Availability of medication in the country of origin allowing for the continuation of the therapy in this country

Possibility for continuing treatment abroad, but on the basis of financial support from the expelling country

In this case all three factors are applicable, making it a “very exceptional case”.

[13]. Facts which concern, after all, what one commentator has considered to be “a life and death issue”. See Ellie Palmer, “Socio-Economic Rights and the Human Rights Act”, Judicial Review (Oxford: Hart Publishing), 2007, p. 270.

[14]. In Bensaid v. the United Kingdom (no. 44599/98, ECHR 2001I), a case concerning deportation of a schizophrenic to a country where adequate medical treatment was allegedly not available, the Court found a violation of Article 8 of the Convention:

“47. ‘Private life’ is a broad term not susceptible to exhaustive definition. The Court has already held that elements such as gender identification, name and sexual orientation and sexual life are important elements of the personal sphere protected by Article 8 (see, for example, Dudgeon v. the United Kingdom, 22 October 1981, § 41, Series A no. 45; B. v. France, 25 March 1992, § 63, Series A no. 232-C; Burghartz v. Switzerland, 22 February 1994, § 24, Series A no. 280-B; and Laskey, Jaggard and Brown v. the United Kingdom, 19 February 1997, § 36, Reports 1997-I). Mental health must also be regarded as a crucial part of private life associated with the aspect of moral integrity. Article 8 protects a right to identity and personal development, and the right to establish and develop relationships with other human beings and the outside world (see, for example, Burghartz, cited above, opinion of the Commission, p. 37, § 47, and Friedl v. Austria, 31 January 1995, § 45, Series A no. 305-B). The preservation of mental stability is in that context an indispensable precondition to effective enjoyment of the right to respect for private life.

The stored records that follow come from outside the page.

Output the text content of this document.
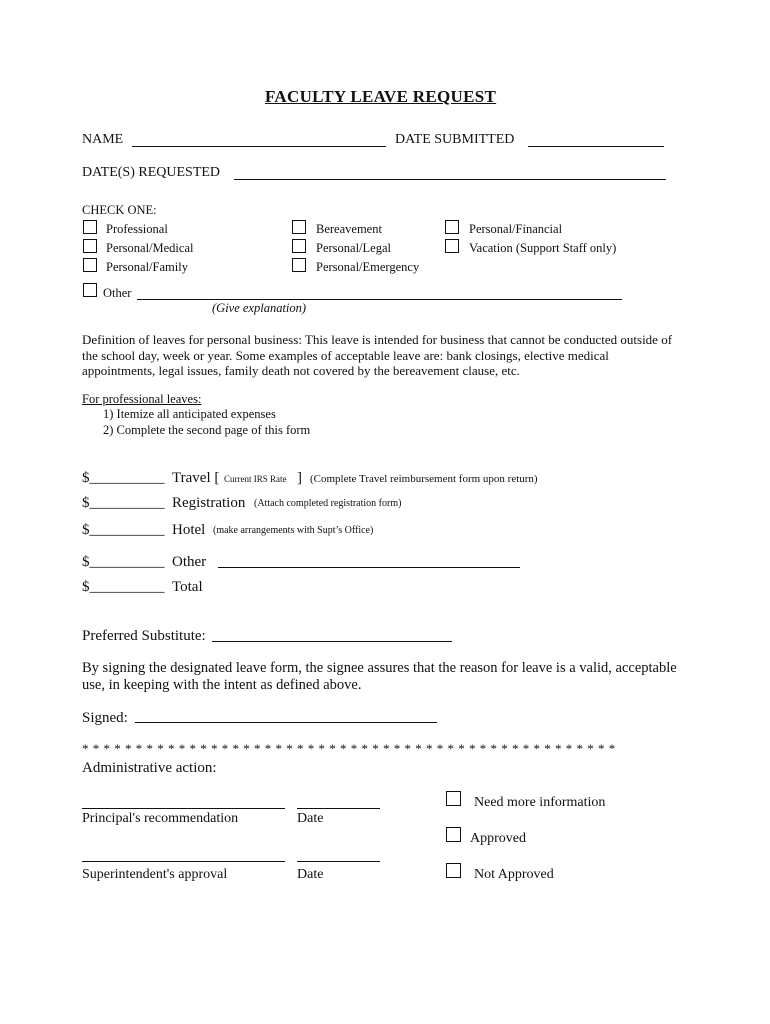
FACULTY LEAVE REQUEST
NAME	DATE SUBMITTED
DATE(S) REQUESTED
CHECK ONE:
Professional
Personal/Medical
Personal/Family
Bereavement
Personal/Legal
Personal/Emergency
Personal/Financial
Vacation (Support Staff only)
Other
(Give explanation)
Definition of leaves for personal business: This leave is intended for business that cannot be conducted outside of the school day, week or year. Some examples of acceptable leave are: bank closings, elective medical appointments, legal issues, family death not covered by the bereavement clause, etc.
For professional leaves:
1) Itemize all anticipated expenses
2) Complete the second page of this form
$__________ Travel [ Current IRS Rate ] (Complete Travel reimbursement form upon return)
$__________ Registration (Attach completed registration form)
$__________ Hotel (make arrangements with Supt’s Office)
$__________ Other
$__________ Total
Preferred Substitute:
By signing the designated leave form, the signee assures that the reason for leave is a valid, acceptable use, in keeping with the intent as defined above.
Signed:
* * * * * * * * * * * * * * * * * * * * * * * * * * * * * * * * * * * * * * * * * * * * * * * * * *
Administrative action:
Principal's recommendation	Date
Superintendent's approval	Date
Need more information
Approved
Not Approved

48. Turning to the present case, the Court recalls that it has found above that the risk of damage to the applicant’s health from return to his country of origin was based on largely hypothetical factors and that it was not substantiated that he would suffer inhuman and degrading treatment. Nor in the circumstances has it been established that his moral integrity would be substantially affected to a degree falling within the scope of Article 8 of the Convention. Even assuming that the dislocation caused to the applicant by removal from the United Kingdom where he has lived for the last eleven years was to be considered by itself as affecting his private life, in the context of the relationships and support framework which he enjoyed there, the Court considers that such interference may be regarded as complying with the requirements of the second paragraph of Article 8, namely as a measure ‘in accordance with the law’, pursuing the aims of the protection of the economic well-being of the country and the prevention of disorder and crime, as well as being ‘necessary in a democratic society’ for those aims.”